To evaluate the usefulness of the results for the antenna mask template and the antenna pattern synthesis, an analysis of the SAR system performance was done for twelve synthesized antenna beam patterns. Figure 13 shows the analysis results for the RASR and NESZ, respectively. The red solid line represents the initial uniform antenna pattern results, and the blue dotted line represents the results of the optimized pattern using the QPSO, and the red dotted line shows the requirements that are less than −17 dB for all swath widths. Figure 13 shows that the RASR performance is improved by the suggested design method for the mask template and the proposed technique for the antenna pattern synthesis based on the QPSO as is evident by the suitable suppression of the side lobes at the mask design step and the efficient pattern synthesis ability of the QPSO during the pattern synthesis step. Of note, the requirement margin became sufficient for a swath width number from 6 to 9, and the average values for the RASR were substantially improved as summarized in Table 4. The NESZ performance of the optimized patterns meets the requirements with margins.

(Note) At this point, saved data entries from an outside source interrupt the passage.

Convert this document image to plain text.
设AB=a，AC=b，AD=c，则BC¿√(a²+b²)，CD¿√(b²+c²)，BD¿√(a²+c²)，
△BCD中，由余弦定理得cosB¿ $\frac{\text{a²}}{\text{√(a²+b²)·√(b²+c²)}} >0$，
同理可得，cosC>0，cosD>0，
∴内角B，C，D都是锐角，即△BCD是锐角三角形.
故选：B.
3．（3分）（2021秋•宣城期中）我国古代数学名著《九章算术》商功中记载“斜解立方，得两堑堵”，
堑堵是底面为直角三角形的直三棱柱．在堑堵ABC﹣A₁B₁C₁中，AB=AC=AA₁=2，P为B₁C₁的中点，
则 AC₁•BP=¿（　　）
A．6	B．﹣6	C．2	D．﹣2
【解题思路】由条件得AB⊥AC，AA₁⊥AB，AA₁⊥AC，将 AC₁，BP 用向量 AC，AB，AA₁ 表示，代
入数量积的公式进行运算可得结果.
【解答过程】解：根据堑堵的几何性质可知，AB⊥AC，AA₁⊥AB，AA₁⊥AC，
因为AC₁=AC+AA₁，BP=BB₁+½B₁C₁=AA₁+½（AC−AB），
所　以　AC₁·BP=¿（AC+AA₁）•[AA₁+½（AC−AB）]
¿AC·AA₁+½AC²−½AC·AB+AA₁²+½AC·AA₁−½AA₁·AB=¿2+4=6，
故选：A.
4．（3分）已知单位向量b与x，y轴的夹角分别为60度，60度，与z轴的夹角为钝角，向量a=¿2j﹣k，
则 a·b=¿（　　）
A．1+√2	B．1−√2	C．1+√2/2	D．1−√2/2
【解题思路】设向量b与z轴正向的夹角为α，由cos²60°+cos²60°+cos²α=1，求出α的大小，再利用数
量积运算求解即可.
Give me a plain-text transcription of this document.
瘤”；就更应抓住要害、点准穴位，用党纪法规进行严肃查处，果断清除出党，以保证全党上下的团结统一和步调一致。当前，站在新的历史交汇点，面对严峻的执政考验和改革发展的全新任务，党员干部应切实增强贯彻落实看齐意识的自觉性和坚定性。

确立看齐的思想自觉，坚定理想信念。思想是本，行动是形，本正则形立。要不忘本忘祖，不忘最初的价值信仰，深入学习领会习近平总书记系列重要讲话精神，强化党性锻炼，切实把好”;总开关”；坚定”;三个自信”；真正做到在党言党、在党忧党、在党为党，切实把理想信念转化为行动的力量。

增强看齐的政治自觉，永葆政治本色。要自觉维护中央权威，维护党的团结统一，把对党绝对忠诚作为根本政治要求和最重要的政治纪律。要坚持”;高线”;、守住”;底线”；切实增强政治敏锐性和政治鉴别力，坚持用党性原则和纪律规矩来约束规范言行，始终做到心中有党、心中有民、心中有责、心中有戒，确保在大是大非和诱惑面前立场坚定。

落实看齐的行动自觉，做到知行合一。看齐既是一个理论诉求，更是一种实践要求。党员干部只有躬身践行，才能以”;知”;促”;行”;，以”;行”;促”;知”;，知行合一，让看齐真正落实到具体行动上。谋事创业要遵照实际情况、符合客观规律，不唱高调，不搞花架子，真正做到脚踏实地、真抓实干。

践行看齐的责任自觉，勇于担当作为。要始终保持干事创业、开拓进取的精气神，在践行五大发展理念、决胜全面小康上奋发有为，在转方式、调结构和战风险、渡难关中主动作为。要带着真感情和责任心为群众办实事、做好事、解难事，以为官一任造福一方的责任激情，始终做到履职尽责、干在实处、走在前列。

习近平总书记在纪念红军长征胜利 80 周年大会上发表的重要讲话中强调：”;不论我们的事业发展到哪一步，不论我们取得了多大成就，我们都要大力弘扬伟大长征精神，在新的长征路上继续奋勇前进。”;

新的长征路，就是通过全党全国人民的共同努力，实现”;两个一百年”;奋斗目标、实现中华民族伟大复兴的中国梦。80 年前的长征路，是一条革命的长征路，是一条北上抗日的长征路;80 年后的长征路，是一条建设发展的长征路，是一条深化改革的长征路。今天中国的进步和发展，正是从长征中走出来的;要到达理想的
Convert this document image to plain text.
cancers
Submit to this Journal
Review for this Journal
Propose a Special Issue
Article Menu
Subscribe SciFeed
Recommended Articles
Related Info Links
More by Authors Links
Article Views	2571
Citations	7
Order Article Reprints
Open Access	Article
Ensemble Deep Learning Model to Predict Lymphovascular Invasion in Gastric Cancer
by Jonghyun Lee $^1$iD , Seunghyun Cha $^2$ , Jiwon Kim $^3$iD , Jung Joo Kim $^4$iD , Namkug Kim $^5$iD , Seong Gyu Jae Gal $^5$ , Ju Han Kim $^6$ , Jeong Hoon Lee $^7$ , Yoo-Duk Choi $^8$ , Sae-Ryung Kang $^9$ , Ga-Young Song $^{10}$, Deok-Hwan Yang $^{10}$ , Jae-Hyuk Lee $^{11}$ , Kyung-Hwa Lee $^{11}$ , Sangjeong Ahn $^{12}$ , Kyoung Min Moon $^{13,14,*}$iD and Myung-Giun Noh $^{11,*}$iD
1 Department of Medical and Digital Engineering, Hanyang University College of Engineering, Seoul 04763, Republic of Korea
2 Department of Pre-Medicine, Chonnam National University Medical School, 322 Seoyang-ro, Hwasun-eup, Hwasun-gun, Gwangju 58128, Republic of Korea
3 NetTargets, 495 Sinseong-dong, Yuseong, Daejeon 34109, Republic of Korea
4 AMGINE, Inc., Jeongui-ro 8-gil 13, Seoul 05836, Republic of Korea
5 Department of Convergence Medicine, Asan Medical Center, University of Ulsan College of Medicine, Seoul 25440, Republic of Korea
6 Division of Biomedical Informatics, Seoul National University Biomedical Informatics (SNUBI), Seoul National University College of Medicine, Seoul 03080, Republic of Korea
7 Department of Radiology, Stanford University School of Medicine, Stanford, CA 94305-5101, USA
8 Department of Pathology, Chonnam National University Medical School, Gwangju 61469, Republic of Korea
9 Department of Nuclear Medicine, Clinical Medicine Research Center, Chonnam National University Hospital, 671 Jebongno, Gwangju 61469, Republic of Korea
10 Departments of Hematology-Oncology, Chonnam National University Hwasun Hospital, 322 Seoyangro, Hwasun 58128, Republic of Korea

The results show that the new antenna pattern synthesis technique based on the QPSO and the design method for the antenna mask template together are an appropriate method to improve the SAR system performance. Thus, the suggested mask design method and the proposed antenna pattern synthesis technique can be an alternative method for next generation SAR satellites.

5. Conclusions

In this paper, we proposed an antenna mask design method to improve the SAR system performance and a QPSO optimization algorithm as a new antenna pattern synthesis algorithm. We validated the mask design method and the proposed QPSO algorithm by analyzing the SAR system performance of the KOMPSAT-5. The performance results show that the RASR performance improved, and the NESZ performance satisfied the system requirements for all antenna beams. Furthermore, we demonstrated that the proposed technique based on the QPSO algorithm resulted in better performance, compared to the other algorithms, for antenna pattern synthesis for a complex antenna mask.

In conclusion, the SAR system performance can be improved with the proposed antenna mask design method, and the antenna pattern can be efficiently synthesized with the proposed algorithm based on the QPSO for spaceborne SAR applications.

Conflicts of Interest

The authors declare that there are no conflicts of interest regarding the publication of this paper.

Acknowledgments

This work was supported by the Korea Aerospace Research Institute (KARI) through financial support from the Korean Ministry of Science, ICT and Future Planning (MSIP).